К чему привыкнуть невозможно – Маргарет так никогда и не привыкла, – так это к тишине. На Таймс-сквер светофоры работали исправно, но непонятно для кого, машин ведь почти не осталось. Над опустевшим портом с криками носились чайки. Разговоры с родителями были кратки, несколько минут, не больше; связь прерывалась, время стоило дорого, по-настоящему хотелось узнать только одно: что все живы-здоровы. Бывало, проезжая на велосипеде через Центральный парк, Маргарет не встречала по пути ни одной души – ни на тропинках, ни на озере, – ни следа человека, не считая палаток, белевших на Овечьем лугу и мигом исчезавших, стоило прокатиться слуху о полицейской облаве. В этой тишине слишком много времени оставалось на раздумья – сколько ни налегай на педали, мысли все лезут и лезут в голову.
В медовом свете лампы видно, как дрожат ее руки.
Кризис. Кризис. Чиж был с детства о нем наслышан: нельзя забывать уроки Кризиса, твердили со всех сторон; нельзя допустить повторения. Но невозможно описать, что творилось на душе у людей.
Что ни день выселения, каждый день и каждую ночь беспорядки, люди молили хоть о какой-нибудь помощи. Полиция пускала в ход резиновые пули и слезоточивый газ, автомобили въезжали в гущу демонстрантов. По ночам выли сирены, носились по городу полицейские машины. По всей стране запылали пожары – сегодня в Канзас-Сити, завтра в Милуоки и Новом Орлеане, – безумные сигнальные костры обездоленных и отчаявшихся. В Чикаго по Мичиган-авеню возле магазинов разъезжали танки, охраняя драгоценный товар. Виноватых еще не назначили – пока, – и ярость, паника, страх изливались на все подряд, обжигали, не давали дышать. Страх и злоба были повсюду – на безмолвных темных улицах после комендантского часа, в серых тенях зданий, в эхе твоих собственных шагов по пустым тротуарам. В ярких вспышках огней полицейских машин, мчавшихся мимо – куда угодно, только не тебе на помощь.
Как об этом рассказать тому, кто ничего подобного не видел? Как объяснить, что такое страх, тому, кому нечего было бояться?
Представь, хочет сказать Чижу Маргарет. Представь, как все, что ты считаешь незыблемым, превращается в дым. Представь, что все правила отменяются.
Есть хочется, робко говорит Чиж, и Маргарет, вздрогнув, приходит в себя, смотрит на часы. Уже перевалило за полдень, а он еще не завтракал. Маргарет мысленно клянет себя: она совсем отвыкла о ком-то заботиться.

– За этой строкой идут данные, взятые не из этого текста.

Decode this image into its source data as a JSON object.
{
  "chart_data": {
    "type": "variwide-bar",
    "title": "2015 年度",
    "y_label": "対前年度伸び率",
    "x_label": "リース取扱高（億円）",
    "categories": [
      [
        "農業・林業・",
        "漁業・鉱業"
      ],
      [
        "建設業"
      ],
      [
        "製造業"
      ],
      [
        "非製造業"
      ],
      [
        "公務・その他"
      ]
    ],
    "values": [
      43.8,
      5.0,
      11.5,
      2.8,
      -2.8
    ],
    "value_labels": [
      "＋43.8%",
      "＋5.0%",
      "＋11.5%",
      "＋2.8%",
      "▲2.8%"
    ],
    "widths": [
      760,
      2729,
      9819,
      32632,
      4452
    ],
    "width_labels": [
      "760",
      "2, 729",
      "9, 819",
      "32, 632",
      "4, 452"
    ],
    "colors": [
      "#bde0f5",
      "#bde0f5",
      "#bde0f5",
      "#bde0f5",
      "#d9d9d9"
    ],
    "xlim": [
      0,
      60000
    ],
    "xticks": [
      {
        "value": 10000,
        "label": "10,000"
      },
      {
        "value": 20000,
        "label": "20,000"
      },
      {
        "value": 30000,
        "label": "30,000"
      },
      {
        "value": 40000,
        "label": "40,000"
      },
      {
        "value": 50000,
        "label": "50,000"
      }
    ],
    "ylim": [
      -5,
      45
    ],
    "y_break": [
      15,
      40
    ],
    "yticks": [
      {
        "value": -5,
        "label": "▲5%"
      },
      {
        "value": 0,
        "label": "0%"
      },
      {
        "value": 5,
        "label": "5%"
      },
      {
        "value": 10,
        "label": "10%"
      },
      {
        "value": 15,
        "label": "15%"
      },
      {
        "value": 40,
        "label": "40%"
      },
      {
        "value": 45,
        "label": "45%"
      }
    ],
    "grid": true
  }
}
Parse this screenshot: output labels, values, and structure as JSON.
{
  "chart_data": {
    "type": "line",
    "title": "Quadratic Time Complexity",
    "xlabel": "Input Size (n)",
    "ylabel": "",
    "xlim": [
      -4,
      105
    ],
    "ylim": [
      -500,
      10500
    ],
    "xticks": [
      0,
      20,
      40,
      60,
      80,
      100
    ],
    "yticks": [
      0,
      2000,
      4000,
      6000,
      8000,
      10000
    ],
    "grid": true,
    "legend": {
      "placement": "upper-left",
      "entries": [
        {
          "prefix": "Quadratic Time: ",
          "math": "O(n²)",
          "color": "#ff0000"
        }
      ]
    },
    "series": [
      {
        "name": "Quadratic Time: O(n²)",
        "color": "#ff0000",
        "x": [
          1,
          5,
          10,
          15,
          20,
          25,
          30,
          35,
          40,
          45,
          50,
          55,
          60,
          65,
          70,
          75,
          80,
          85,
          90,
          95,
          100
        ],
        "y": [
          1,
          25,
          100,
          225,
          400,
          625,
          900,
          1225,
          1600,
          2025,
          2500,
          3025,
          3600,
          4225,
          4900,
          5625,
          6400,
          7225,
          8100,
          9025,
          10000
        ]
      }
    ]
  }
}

Отложив в сторону бокорезы, она вытирает руки о джинсы.
Сейчас, сейчас, приговаривает она, роясь в пластиковом пакете рядом с диваном. И наконец достает один-единственный злаковый батончик.
За работой я обо всем забываю, говорит она почти виновато. Забываю, что еду надо держать поблизости. Вот, угощайся.
Чиж, развернув батончик, замирает. Наконец все становится на свои места: заострившиеся мамины черты, темные круги под глазами. Она полностью поглощена своим делом. Почти не ест, а может быть, даже почти не спит. День и ночь работает – или как это назвать?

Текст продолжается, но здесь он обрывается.